Crass it may be, but there is an intense, scorching energy between Valjean, who did 19 years of hard labour for stealing a loaf of bread, and Javert, who spent those same 19 years making his life a misery.
In Andrew Davies’s six-part (song free) adaptation of Victor Hugo’s 1862 novel, Javert’s apparent loathing is the surface beneath which a throng of other emotions lurk. “You astonish me,” he says to Valjean at one point in tonight’s second episode, as puzzlement, anger, sorrow and respect flit across his face. I’d compare Oyelowo's subtle, human portrayal of Javert with Russell Crowe’s lambasted performance in the 2012 musical version, but Crowe has suffered enough for his crimes.
As, indeed, has Valjean, who by now has shed the anger that hung like a millstone around his neck when he was first released from prison. He’s come a long way since stealing a bishop’s silverware out of financial desperation, and a little boy’s coin out of world-weary spite, in last week’s episode.
Now, under the new name of Monsieur Madeleine, he is the newly appointed mayor of Montreuil-sur-Mer, spends his spare time rescuing kids from burning buildings, and owns a factory in which he hires anyone who’s willing to work. That includes a desperate, destitute Fantine (Lily Collins), irrefutably the story’s most tragic figure, even among this troupe of misérables.
Having been abandoned by the father of her child, Felix (a coldly charming Johnny Flynn), she has found herself penniless, having left her daughter Cosette in the not-so-loving care of Olivia Colman’s Madame Thénardier and her exploitative, abusive husband, Adeel Akhtar’s Monsieur Thénardier.

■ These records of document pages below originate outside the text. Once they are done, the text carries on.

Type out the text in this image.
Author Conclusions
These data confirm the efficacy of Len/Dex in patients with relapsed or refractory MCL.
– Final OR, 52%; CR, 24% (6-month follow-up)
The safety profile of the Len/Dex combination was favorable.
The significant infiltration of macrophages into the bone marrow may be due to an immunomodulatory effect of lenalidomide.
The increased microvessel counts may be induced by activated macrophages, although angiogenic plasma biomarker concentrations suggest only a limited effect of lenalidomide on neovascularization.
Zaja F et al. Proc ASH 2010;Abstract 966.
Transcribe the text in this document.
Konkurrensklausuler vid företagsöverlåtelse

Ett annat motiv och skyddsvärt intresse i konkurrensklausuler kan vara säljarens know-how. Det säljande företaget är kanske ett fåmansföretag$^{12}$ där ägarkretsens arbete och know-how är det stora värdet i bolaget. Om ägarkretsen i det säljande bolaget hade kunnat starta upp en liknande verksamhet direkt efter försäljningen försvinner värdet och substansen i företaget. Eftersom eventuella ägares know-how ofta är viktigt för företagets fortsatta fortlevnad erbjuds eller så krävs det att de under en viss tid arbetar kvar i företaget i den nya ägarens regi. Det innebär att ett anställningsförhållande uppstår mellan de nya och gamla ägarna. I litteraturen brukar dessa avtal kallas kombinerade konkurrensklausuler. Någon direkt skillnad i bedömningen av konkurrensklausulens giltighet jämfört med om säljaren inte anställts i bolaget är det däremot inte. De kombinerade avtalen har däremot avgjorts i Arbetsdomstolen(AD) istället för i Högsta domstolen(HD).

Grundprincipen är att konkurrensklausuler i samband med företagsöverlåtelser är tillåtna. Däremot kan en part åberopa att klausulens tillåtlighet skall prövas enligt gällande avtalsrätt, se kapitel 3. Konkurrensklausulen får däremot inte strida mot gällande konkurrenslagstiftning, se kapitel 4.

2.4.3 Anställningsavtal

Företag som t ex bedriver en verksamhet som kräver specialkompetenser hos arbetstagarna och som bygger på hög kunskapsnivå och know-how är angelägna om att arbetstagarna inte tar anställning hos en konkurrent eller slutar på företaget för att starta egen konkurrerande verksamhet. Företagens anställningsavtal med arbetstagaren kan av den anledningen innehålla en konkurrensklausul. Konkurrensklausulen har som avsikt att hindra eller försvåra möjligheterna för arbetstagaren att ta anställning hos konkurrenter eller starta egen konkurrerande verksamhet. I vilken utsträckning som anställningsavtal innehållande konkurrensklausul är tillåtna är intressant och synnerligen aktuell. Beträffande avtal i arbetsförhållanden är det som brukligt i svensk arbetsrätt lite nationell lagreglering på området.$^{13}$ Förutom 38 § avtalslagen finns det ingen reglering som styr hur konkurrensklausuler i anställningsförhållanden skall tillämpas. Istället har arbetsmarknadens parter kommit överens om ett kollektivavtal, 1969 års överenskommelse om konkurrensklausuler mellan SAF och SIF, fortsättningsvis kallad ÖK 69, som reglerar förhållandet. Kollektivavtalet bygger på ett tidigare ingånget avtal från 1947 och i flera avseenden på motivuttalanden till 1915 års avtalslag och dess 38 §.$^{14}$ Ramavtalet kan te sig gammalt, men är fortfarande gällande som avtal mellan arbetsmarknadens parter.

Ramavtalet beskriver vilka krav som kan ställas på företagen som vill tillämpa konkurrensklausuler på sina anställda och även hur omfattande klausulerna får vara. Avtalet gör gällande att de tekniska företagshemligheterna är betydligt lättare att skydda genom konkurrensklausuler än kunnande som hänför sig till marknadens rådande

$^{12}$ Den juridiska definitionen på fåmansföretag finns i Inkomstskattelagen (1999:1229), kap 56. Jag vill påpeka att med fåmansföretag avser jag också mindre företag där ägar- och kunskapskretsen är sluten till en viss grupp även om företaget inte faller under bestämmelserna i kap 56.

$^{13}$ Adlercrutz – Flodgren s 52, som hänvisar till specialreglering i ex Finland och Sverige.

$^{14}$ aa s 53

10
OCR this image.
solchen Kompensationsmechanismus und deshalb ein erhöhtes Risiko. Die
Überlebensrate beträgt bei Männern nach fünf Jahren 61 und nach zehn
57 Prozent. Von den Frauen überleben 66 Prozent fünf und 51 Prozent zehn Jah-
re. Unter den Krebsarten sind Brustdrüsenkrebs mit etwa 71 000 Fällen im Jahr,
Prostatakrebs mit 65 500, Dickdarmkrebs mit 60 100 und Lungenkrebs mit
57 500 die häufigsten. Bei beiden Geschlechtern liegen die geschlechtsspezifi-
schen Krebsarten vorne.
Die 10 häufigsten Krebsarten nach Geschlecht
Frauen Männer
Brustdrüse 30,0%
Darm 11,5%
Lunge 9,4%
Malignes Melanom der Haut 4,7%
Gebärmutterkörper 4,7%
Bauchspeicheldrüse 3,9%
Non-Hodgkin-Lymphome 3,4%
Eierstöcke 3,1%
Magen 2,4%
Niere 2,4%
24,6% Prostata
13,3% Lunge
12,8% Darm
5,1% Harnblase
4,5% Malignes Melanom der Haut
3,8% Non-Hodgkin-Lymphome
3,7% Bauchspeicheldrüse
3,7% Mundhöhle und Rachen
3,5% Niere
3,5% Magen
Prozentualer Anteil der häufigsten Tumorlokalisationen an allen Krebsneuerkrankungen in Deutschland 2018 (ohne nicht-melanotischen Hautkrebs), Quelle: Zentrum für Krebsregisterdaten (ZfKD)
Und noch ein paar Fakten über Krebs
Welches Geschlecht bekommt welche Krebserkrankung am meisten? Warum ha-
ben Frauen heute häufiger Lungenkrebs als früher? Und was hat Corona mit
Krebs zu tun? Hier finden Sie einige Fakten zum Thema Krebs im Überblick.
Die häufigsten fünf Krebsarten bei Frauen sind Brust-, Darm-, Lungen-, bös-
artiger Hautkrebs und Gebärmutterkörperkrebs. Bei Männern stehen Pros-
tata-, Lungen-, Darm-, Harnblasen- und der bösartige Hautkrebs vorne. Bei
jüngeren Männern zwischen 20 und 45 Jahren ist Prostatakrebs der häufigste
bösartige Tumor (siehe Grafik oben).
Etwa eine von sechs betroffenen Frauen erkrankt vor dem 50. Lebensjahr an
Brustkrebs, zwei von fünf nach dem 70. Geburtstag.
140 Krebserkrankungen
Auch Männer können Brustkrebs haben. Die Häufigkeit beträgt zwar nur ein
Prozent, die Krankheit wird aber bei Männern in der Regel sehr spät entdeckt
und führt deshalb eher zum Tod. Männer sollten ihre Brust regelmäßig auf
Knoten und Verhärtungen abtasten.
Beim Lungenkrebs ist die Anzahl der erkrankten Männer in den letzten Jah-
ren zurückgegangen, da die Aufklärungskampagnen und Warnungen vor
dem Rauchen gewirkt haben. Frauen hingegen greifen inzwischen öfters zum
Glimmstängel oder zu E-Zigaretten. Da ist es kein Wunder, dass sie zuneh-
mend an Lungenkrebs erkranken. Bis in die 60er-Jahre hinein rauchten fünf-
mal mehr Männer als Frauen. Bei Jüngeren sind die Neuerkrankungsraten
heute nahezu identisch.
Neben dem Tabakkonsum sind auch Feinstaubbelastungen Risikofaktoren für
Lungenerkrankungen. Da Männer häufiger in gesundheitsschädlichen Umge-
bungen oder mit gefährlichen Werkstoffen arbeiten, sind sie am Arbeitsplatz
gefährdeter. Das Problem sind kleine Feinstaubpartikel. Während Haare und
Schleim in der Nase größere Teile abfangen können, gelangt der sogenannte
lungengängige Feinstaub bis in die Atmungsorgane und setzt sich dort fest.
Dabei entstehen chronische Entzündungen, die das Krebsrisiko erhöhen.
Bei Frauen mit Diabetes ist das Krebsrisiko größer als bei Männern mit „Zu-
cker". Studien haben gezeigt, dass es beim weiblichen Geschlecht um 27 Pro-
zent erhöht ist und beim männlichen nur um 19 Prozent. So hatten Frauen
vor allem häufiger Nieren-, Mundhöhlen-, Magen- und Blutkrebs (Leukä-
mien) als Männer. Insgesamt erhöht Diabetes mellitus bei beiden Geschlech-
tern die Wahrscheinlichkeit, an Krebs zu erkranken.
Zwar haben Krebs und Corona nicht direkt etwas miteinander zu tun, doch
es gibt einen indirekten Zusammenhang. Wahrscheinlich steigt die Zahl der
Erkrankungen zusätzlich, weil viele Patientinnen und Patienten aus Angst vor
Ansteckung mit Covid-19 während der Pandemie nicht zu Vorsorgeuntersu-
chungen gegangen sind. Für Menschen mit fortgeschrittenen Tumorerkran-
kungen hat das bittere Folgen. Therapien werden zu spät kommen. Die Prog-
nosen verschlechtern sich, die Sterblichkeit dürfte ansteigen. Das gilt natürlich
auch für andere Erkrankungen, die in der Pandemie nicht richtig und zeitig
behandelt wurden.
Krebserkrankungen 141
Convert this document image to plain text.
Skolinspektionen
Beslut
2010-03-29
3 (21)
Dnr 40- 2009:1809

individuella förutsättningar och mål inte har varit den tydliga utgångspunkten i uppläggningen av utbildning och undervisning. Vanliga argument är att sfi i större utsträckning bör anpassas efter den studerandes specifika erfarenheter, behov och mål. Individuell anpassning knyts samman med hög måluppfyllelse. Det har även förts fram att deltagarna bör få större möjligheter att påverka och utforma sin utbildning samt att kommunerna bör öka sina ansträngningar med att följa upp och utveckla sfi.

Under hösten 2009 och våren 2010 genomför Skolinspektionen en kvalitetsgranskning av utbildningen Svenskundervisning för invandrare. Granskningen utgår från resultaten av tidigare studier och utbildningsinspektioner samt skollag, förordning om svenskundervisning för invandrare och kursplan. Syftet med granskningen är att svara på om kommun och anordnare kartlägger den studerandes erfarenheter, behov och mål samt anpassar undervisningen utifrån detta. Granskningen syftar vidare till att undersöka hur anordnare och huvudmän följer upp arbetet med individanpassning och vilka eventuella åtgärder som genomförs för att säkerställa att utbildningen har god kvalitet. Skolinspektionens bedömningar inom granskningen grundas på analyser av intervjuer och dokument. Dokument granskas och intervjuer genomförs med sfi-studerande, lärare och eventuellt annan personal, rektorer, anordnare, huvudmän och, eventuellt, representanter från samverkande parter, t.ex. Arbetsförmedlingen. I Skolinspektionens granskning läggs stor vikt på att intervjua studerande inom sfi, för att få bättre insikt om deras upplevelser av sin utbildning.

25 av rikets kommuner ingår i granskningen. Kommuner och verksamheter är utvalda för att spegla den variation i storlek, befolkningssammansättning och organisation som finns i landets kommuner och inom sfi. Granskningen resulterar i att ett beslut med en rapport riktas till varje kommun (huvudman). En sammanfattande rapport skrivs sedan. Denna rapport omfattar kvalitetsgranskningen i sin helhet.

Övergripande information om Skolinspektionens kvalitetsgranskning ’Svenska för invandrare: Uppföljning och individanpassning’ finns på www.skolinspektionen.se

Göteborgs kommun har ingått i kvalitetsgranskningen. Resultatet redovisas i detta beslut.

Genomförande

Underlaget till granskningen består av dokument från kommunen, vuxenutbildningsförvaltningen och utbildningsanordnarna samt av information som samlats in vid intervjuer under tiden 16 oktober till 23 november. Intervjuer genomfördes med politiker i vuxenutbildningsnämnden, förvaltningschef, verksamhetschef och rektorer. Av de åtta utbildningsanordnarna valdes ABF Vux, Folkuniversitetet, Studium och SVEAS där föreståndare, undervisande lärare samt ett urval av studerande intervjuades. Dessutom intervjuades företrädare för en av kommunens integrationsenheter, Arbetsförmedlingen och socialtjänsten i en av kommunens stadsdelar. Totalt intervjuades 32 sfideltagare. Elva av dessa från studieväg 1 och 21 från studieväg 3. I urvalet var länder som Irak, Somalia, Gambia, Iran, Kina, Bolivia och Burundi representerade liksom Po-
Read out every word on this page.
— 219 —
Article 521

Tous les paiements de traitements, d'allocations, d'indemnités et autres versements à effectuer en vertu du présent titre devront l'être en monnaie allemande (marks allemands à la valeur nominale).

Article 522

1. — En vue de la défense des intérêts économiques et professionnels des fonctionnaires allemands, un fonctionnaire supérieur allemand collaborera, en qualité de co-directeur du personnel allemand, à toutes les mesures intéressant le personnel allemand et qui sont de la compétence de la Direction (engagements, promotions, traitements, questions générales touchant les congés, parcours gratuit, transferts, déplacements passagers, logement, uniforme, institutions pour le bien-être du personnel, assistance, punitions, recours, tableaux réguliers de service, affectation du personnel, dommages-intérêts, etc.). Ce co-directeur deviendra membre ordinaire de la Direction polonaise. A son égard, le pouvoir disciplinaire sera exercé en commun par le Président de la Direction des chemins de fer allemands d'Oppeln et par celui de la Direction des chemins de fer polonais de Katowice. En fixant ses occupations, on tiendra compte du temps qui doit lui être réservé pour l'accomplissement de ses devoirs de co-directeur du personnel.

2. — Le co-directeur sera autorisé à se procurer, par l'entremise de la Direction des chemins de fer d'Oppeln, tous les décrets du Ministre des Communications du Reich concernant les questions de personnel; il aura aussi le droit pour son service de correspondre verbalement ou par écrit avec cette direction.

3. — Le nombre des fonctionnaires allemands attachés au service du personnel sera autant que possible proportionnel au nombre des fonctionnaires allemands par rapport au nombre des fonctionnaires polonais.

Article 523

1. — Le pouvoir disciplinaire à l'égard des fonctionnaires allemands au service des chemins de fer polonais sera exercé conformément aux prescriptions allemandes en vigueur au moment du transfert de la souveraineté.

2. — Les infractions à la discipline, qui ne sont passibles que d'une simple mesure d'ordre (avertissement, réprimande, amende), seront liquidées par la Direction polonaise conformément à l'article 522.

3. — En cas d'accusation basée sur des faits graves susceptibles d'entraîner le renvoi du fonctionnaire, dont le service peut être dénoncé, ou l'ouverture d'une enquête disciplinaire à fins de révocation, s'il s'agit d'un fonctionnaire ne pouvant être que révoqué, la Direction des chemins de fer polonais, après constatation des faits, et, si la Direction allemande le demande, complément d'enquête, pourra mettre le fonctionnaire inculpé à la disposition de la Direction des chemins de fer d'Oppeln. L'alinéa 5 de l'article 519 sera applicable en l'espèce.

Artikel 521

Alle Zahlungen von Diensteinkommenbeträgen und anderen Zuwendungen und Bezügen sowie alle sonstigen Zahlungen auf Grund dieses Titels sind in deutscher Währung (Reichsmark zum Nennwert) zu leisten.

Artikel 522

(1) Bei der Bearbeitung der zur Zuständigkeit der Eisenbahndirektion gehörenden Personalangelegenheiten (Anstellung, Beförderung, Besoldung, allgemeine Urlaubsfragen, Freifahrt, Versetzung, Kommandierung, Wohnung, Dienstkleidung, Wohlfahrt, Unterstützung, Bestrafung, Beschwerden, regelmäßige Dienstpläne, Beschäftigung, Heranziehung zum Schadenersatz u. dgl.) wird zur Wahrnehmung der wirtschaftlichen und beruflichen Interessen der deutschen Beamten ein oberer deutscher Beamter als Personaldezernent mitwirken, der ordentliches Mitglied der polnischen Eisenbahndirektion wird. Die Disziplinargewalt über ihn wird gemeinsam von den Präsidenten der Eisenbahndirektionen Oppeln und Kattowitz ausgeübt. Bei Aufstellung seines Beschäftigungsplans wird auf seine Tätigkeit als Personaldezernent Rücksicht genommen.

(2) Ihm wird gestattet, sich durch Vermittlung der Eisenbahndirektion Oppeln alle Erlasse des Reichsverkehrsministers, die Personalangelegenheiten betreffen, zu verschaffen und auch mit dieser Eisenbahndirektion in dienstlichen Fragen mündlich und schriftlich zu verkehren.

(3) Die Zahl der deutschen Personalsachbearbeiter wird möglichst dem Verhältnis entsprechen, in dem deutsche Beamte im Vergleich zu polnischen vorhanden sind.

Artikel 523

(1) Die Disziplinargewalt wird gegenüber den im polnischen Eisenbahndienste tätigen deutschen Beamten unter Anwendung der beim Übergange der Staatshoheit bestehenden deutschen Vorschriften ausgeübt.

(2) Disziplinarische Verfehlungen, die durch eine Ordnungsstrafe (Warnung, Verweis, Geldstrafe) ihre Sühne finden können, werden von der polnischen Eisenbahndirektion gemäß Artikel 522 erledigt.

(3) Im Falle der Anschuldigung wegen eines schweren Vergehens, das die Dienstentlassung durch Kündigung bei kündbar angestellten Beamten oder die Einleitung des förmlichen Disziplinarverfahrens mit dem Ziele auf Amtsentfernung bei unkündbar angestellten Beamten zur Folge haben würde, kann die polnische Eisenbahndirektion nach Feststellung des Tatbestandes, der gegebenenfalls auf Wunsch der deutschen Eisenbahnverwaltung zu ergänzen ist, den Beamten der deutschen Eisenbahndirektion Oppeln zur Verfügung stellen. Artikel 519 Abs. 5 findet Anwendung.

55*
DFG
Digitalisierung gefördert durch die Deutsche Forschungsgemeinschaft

Colman – who is about to graduate from national treasure to Hollywood royalty thanks to her performance in The Favourite – steals every scene she’s in. “It’s a strange thing, but I’ve never been able to take to that one,” she says chirpily of her own son, Gavroche. “I could do anything for me girls, but that nasty little creature don’t bring any maternal instincts out of me at all.”
Nor does her adopted ward Cosette, for whose invented illnesses Monsieur Thénardier demands increasingly unaffordable sums of money from Fantine. When she finds herself dismissed from her job (by Valjean, who will later live to regret it), Fantine's fall from grace is swift and unrelenting. To earn money for her daughter, she sells her hair, then her teeth, then her body. “Why not go and bring your daughter here?” someone asks. “And have her share my wretched life?”
It is wretched indeed, but Lily Collins injects her with just as much steeliness as fragility. At times, Fantine navigates this hell she’s living with grace. At others, with spitting, undignified rage. By the end of tonight’s episode, “she has very little time left on this Earth” – a shame not just for her character’s sake, but because it means the end of Collins’s magnificent performance.
Still, there’s plenty more misery to come. At this point in the musical, we’d still have 38 songs to go.